The ionotropic glutamate receptor family of proteins is comprised of four subtypes NMDA, AMPA, kainate and delta receptors. Glutamate delta-1 (GluD1) and glutamate delta-2 (GluD2) form the delta family of iGluRs and are distinct from other iGluRs in that they do not exhibit typical agonist-induced ion channel currents (Traynelis et al., 2010, Naur et al., 2007, Yadav et al., 2011, Ady et al., 2014). Instead recent studies have demonstrated a crucial role of the delta receptors in synapse formation by interacting with presynaptic proteins such as Neurexin1 (Uemura et al., 2010, Matsuda et al., 2010, Ryu et al., 2012, Yasumura et al., 2012). Although the synaptic function of GluD2 expressed in Purkinje cells has been extensively studied, the function of GluD1 in native system remains poorly understood. We have previously shown that deletion of GluD1 leads to social deficits and emergence of depression-like and aggressive behavior (Yadav et al., 2012). Furthermore, loss of GluD1 leads to abnormal cognitive functions including, enhanced working memory and deficits in both contextual and cued fear conditioning as well as reversal learning of spatial memory (Yadav et al., 2013). We have also found that social deficits in the GluD1 knockout (KO) mice were amenable to modulation of NMDA receptors by agonist d-cycloserine (Yadav et al., 2012), however, the precise molecular mechanism of this effect is not clear. In agreement with our behavioral studies which suggest that loss of GluD1 leads to emergence of behavioral phenotypes relevant to neuropsychiatric disorders, single nucleotide polymorphism and copy-number variation studies have demonstrated an association of GRID1 gene, that codes for the GluD1 receptor, with autism (Griswold et al., 2012, Glessner et al., 2009, Nord et al., 2011, Smith et al., 2009), as well as schizophrenia and bipolar disorder (Fallin et al., 2005, Edwards et al., 2012, Guo et al., 2007, Greenwood et al., 2011).
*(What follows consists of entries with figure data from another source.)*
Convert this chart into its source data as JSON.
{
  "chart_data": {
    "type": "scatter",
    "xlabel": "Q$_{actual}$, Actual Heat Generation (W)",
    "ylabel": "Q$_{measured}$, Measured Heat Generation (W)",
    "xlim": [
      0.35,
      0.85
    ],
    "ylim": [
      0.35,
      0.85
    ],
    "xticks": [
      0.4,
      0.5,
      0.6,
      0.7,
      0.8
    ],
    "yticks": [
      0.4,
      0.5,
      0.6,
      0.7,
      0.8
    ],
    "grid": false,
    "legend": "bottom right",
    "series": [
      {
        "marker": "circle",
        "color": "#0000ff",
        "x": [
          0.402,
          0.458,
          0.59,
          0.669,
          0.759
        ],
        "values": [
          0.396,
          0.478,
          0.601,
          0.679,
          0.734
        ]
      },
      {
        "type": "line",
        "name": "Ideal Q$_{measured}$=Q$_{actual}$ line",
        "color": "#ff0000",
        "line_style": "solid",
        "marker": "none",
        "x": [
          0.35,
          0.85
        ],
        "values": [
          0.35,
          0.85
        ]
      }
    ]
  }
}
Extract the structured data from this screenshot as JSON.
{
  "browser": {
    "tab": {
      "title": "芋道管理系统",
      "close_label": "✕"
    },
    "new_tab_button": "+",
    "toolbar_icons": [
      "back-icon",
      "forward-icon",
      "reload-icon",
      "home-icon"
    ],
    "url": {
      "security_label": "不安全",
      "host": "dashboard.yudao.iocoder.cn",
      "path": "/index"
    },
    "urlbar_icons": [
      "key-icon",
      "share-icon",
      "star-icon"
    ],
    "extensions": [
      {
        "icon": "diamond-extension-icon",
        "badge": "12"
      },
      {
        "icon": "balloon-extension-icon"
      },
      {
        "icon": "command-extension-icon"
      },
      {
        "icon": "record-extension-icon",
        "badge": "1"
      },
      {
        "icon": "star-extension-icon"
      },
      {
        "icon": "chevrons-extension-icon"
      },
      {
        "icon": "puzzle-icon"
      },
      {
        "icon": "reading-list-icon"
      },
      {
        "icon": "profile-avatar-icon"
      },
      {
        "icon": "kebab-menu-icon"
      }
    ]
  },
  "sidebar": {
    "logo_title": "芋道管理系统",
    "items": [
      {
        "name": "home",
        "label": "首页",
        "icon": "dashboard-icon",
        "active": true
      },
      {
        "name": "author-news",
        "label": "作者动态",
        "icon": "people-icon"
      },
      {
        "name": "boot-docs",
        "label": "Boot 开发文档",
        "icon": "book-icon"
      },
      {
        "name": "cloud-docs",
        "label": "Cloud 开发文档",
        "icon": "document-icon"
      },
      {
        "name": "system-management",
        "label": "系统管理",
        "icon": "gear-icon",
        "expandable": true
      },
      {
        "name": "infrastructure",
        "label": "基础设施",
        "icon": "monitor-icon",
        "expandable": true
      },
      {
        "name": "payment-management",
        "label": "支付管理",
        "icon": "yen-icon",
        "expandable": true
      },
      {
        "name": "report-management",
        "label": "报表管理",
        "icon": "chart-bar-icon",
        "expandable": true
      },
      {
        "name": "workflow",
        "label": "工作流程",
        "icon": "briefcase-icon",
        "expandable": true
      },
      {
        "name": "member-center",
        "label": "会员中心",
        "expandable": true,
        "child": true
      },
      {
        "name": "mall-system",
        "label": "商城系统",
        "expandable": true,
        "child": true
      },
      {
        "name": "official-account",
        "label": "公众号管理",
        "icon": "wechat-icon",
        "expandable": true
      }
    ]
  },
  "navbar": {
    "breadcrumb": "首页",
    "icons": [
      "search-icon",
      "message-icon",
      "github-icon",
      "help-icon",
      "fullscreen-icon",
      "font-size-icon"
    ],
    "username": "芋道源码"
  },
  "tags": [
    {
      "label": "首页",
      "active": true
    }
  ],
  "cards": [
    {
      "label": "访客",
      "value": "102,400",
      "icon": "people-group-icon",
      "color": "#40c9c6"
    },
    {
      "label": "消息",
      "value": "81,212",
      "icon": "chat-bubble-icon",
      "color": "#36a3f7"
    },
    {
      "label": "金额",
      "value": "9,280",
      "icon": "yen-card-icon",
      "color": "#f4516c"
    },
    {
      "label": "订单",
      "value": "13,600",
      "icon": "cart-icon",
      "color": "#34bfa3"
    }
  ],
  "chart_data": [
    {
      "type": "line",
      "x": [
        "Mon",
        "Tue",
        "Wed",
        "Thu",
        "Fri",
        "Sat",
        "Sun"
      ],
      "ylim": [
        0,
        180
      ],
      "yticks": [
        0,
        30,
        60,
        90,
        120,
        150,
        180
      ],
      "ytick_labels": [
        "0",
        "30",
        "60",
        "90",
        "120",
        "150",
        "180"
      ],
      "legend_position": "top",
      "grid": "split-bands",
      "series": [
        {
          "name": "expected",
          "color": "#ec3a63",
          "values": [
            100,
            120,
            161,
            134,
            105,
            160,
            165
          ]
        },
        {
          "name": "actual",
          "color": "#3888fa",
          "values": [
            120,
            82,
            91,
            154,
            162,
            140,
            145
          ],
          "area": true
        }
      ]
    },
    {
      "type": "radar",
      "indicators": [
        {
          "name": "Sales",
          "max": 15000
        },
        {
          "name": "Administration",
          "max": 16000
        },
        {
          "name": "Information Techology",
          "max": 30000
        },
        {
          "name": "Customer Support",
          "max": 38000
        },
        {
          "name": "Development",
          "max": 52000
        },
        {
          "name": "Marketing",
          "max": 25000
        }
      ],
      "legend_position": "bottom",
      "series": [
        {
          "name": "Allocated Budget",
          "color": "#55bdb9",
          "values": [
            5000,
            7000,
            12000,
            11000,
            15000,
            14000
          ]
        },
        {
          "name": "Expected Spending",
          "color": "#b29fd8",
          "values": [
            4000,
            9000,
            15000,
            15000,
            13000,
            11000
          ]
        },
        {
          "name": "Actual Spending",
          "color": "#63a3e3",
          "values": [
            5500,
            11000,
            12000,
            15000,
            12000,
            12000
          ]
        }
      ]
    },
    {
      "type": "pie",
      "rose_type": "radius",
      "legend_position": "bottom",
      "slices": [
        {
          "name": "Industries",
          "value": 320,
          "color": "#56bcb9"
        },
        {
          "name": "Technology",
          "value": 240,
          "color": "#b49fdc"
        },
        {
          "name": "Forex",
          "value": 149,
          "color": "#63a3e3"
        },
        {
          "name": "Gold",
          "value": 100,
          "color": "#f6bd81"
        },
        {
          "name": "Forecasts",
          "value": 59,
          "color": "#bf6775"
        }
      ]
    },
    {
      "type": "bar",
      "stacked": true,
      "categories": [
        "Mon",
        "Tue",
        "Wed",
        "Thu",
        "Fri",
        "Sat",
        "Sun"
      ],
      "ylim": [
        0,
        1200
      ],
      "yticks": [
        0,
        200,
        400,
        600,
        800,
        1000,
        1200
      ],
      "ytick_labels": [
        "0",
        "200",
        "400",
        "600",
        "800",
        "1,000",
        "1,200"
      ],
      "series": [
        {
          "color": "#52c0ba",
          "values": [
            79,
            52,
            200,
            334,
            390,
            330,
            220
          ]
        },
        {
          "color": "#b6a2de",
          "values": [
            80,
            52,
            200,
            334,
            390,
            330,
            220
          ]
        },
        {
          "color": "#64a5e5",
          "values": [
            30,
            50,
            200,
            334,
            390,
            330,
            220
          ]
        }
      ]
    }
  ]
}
GluD1 is highly expressed in the forebrain including the cortex and hippocampus (Lomeli et al., 1993, Gao et al., 2007, Yadav et al., 2012) and recent studies also indicate expression in cerebellar interneurons (Konno et al., 2014). In the cortex and hippocampus high level of GluD1 mRNA and protein appears in pyramidal neurons (Gao et al., 2007; Lein et al., 2007, Konno et al., 2014, Hepp et al., 2014). GluD1 appears to be particularly localized to spine-like structures in the hippocampus that represent excitatory synapses (Hepp et al., 2014). In this study we have found that pyramidal neurons in adult GluD1 KO medial prefrontal cortex (mPFC) and hippocampus have higher dendritic spine number that may occur due to impaired spine pruning or excessive spine generation. We also observed abnormalities in LIMK1-cofilin signaling which is involved in regulating spine dynamics and a lower NMDA receptor GluN2A/GluN2B subunit expression ratio suggesting a potential impairment in the GluN2B to GluN2A developmental switch (Williams et al., 1993). Moreover, inhibition of GluN2B-containing receptors was found to reverse signaling abnormalities and spine density as well as stereotyped behavior and depression-like behavior in GluD1 KO mice. These results for the first time demonstrate a critical role of GluD1 in maintaining spine dynamics and ability of GluN2B inhibition in reversing the higher spine density which may have implications for disorders such as autism where higher number of spines is a commonly observed neuropathology (Penzes et al., 2011).